The Trump administration is stuck in a word cloud of probabilities of his own making. The war is over. The war is on. The war isn’t a war. We have a deal, but we don’t have a deal, but we’re about to have a deal. We destroyed Iran’s military. No, we left it intact. We want regime change. No we don’t. We already accomplished it. We “obliterated” Iran’s nuclear program a year ago. We had to go to war in February to prevent nuclear war. The Strait of Hormuz is open, closed, or something in-between. No deal without “unconditional surrender.” Let’s make a deal!
This everything-all-at-once vibe can be disorienting, particularly since most Americans didn’t have a war with Iran on their bingo cards until the shooting had already started. President Trump didn’t prepare the country or consult with Congress beforehand because he thought it would all be a smashing success in a matter of weeks.
The miscalculation that started it all: killing Iran’s Supreme Leader, Ayatollah Ali Khamenei, and much of Iran’s senior leadership, on the first day of the war. To “the great proud people of Iran, I say tonight that the hour of your freedom is at hand,” Trump announced on Feb. 28. “When we are finished, take over your government. It will be yours to take. This will be probably your only chance for generations.”
I support regime change in Iran and shed no tears for Khamenei or his goons. But when you start a war by killing the regime’s top leaders, it’s not unreasonable for the remaining ones to conclude that you really intend regime change.
Khamenei was a murderous fanatic, but he was a fairly cautious one. He liked to threaten closing the Strait of Hormuz or attacking our regional allies, but he was reluctant to actually do it, fearing it would invite a regime change war. The mullahs and IRGC goons believed, not unreasonably, that if they lost their grip on power, they’d be lynched by the Iranian people they’ve brutalized for decades.

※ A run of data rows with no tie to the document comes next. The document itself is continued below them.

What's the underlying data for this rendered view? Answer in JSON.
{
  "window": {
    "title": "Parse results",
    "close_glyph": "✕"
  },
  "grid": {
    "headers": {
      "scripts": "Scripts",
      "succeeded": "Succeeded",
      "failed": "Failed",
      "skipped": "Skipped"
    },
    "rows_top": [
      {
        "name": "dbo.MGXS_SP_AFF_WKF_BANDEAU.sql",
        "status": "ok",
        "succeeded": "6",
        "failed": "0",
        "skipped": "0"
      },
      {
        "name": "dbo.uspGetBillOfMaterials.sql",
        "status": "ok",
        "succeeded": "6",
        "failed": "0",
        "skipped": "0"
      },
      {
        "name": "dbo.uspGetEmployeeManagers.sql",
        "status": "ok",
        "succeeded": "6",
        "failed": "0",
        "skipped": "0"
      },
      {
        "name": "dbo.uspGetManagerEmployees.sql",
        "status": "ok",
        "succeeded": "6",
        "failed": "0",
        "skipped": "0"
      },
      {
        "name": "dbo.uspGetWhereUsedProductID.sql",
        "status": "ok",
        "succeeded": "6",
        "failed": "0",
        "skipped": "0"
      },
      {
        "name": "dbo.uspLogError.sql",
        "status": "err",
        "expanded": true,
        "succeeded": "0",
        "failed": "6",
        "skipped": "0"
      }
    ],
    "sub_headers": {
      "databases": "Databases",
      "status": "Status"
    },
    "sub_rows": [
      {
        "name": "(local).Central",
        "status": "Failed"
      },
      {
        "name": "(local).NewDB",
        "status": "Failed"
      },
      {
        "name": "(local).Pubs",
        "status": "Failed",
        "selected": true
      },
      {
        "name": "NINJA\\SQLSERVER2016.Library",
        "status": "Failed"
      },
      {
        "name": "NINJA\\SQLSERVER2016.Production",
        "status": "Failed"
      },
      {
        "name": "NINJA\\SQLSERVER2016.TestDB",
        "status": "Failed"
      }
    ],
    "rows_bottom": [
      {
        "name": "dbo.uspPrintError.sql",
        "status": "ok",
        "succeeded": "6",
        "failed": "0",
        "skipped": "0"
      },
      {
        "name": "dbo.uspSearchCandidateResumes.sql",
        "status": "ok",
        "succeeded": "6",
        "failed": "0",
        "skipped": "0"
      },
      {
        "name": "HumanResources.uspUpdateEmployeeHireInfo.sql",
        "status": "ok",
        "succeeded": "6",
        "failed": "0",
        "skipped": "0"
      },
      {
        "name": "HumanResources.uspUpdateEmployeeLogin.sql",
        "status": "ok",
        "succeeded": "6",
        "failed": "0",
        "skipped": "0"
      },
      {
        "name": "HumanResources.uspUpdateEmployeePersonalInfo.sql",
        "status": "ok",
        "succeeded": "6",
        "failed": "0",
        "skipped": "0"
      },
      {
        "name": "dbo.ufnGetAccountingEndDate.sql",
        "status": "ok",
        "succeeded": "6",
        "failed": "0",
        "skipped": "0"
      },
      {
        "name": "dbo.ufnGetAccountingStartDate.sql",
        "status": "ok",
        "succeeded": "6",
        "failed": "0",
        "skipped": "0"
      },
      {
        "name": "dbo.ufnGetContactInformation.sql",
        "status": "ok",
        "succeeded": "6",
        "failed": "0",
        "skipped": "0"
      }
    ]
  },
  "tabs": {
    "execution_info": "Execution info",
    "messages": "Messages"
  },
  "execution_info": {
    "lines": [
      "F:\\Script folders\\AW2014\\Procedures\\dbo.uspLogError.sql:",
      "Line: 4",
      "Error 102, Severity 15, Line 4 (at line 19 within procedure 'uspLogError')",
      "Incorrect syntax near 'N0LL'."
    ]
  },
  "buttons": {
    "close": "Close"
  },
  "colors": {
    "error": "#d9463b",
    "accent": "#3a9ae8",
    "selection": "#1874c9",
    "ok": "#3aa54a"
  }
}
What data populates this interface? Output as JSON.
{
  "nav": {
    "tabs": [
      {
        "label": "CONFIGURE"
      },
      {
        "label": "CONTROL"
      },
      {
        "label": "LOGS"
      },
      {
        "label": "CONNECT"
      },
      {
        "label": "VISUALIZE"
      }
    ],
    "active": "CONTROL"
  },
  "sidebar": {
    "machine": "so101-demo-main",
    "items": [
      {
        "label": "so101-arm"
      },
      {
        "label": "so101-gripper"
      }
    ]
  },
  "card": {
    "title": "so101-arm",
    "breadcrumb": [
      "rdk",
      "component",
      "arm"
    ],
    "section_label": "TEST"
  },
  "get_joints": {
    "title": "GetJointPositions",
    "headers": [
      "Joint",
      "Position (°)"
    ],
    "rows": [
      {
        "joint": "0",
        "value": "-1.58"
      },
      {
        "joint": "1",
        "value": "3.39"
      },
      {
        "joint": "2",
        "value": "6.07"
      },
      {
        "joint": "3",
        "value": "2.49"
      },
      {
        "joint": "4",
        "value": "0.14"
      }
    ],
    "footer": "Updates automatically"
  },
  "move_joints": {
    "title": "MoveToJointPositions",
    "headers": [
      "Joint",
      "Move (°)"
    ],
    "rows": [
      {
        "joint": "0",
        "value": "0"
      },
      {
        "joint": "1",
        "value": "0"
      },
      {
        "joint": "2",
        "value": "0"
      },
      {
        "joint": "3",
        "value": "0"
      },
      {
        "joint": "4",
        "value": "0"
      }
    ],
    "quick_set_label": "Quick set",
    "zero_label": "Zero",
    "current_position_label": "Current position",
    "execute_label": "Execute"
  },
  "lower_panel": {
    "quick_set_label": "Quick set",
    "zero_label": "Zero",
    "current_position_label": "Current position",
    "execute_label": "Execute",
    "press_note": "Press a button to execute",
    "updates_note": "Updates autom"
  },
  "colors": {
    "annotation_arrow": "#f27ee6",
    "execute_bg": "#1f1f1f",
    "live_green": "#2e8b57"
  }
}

By starting with a regime change war, Trump removed any reason for the regime not to go for broke. When you have nothing to lose — particularly when you are a millenarian religious fanatic — a Persian Alamo strategy makes a lot of sense.
So Iran closed the Strait of Hormuz and attacked its neighbors.
But it turns out this wasn’t the Alamo. In the contest of wills, Trump blinked. The Iranian regime’s tolerance for punishment proved — so far — to be greater than Trump’s and that of our gulf allies. Militarily we could finish the job, but that would require ground troops and much greater economic turmoil. In a conflict Trump launched unilaterally without the prior support of Congress, NATO or the American people, Trump doesn’t have the political capital for that.
But that’s only half the problem. Trump wants the war over, but he doesn’t want to pay — militarily, economically, politically — what that would cost. So he wants to make a deal that ends it. But there is no deal available that wouldn’t come at an equally undesirable cost. Any deal that looks like what President Obama struck with the Iranians would be too embarrassing to bear. But the Iranians are convinced that they can get just such a deal, and they’re willing to drag things out as long as it takes.
The result: Trump’s in a box of his own making. He thinks he can talk his way out by simply asserting a reality that doesn’t exist. When the financial markets get nervous, he announces a breakthrough that is, at best, a possibility. When the Iranians agree to a deal that looks similar to one Obama might negotiate, Trump goes back to his threats.
It can’t go on forever. But I’m sure it’ll last until long after this column is forgotten.